Forexpros – Crude oil futures gained for a third day on Wednesday, trading at the highest level since mid-January as market sentiment improved after China said it would increase its investment and support the euro zone, as investors continued to eye potential supply disruptions from the Middle East and Africa.

On the New York Mercantile Exchange, light, sweet crude futures for delivery in April traded at USD102.05 a barrel during European morning trade, jumping 0.95%.

It earlier rose by as much 1.1% to trade at USD102.17 a barrel, the highest since January 19.

Market sentiment was boosted after the Governor of the People’s Bank of China Zhou Xiaochuan said he believes the euro zone’s challenges can be solved and that he fully supports measures taken by the European Central Bank during the crisis.

He also said that China will become more involved in efforts to resolve the crisis through mechanisms such as the European Financial Stability Facility, the region’s bailout fund.

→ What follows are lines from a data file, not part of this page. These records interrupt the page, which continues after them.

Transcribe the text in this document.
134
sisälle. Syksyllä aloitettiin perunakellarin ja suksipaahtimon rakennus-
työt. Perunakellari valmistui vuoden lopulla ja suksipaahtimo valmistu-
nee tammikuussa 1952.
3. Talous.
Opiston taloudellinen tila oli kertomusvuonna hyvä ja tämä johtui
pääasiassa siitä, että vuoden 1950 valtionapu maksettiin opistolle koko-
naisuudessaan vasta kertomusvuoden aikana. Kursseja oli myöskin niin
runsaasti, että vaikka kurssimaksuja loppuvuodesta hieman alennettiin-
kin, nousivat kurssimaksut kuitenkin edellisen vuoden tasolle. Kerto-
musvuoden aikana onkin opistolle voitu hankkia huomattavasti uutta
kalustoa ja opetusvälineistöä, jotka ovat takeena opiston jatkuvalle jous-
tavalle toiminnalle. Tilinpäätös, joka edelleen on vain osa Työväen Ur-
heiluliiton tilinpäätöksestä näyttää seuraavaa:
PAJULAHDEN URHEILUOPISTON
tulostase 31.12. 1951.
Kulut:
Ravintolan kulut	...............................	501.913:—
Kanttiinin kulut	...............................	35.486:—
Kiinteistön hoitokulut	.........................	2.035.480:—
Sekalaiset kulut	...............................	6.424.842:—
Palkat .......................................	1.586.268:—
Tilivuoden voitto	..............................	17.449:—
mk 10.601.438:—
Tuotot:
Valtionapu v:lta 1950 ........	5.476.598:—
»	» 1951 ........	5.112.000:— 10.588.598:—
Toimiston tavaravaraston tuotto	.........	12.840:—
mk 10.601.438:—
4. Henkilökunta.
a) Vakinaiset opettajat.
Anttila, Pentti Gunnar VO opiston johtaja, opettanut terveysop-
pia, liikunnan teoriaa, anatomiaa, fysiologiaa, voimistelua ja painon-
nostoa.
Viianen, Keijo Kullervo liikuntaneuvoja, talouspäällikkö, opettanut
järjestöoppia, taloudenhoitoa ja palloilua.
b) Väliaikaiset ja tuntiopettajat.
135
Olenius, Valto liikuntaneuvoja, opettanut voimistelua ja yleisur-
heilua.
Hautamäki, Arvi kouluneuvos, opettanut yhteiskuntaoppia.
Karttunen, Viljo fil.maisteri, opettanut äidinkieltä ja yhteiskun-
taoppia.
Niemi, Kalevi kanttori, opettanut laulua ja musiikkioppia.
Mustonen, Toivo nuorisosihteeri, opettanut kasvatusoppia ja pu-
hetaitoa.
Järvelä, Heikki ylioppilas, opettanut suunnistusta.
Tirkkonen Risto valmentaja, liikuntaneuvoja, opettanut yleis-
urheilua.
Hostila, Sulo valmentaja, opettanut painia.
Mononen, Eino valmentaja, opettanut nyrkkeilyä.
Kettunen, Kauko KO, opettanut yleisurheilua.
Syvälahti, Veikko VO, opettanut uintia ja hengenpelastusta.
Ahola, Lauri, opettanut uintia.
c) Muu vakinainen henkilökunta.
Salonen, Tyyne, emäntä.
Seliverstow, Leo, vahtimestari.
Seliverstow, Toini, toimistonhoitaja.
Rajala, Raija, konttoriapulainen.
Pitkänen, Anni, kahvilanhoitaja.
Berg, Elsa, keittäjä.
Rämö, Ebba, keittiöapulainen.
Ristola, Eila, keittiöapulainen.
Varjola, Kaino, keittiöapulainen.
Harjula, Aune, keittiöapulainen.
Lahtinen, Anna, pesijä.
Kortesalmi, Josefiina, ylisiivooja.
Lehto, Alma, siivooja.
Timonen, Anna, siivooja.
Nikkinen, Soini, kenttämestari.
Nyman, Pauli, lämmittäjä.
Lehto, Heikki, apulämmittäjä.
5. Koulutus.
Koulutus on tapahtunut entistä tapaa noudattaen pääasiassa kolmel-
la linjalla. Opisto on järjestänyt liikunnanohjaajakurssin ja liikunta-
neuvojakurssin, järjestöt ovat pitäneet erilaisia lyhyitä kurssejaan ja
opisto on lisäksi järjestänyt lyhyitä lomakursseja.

Meanwhile, oil traders continued to focus on developments surrounding growing tensions between Iran and Israel. There are fears that an escalation of hostilities between Israel and Iran could set off a conflict across the region and send oil prices skyrocketing.

Developments surrounding Greece were also in focus. Euro zone finance ministers cancelled a meeting planned for later Wednesday in Brussels and will hold a teleconference call instead to discuss the approval of Greece’s second bailout.

Greece has a EUR14.5 billion bond repayment due on March 20 and requires the bailout funding in order to be able to make that payment and avoid a messy default.

The dollar index, which tracks the performance of the greenback against a basket of six other major currencies, was down 0.3% to trade at 79.31.

After markets closed Tuesday, the American Petroleum Institute, an industry group, said that U.S. crude inventories rose by 2.9 million barrels last week to 337.8 million, while gasoline stockpiles advanced 1.81 million barrels.

Oil traders were looking forward to the U.S. Energy Information Administration’s more closely-watched weekly report on U.S. stockpiles of crude and refined products to gauge the strength of oil demand in the world’s largest oil consumer.

The report was expected to show that U.S. crude oil stockpiles rose by 1.7 million barrels last week, while gasoline supplies were forecast to increase by 0.7 million barrels.

Elsewhere, on the ICE Futures Exchange, Brent oil futures for April delivery rose 0.75% to trade at USD118.23 a barrel, with the spread between the Brent and crude contracts standing at USD16.18 a barrel.

Brent prices were boosted by fresh supply worries from South Sudan, after Sudan seized another 2.4 million barrels of crude over a continued dispute on payment issues.

South Sudan seceded from Sudan in July under a 2005 peace deal that ended decades of civil war, but the two countries have remained at odds over issues including oil, debt and fighting along the poorly drawn border.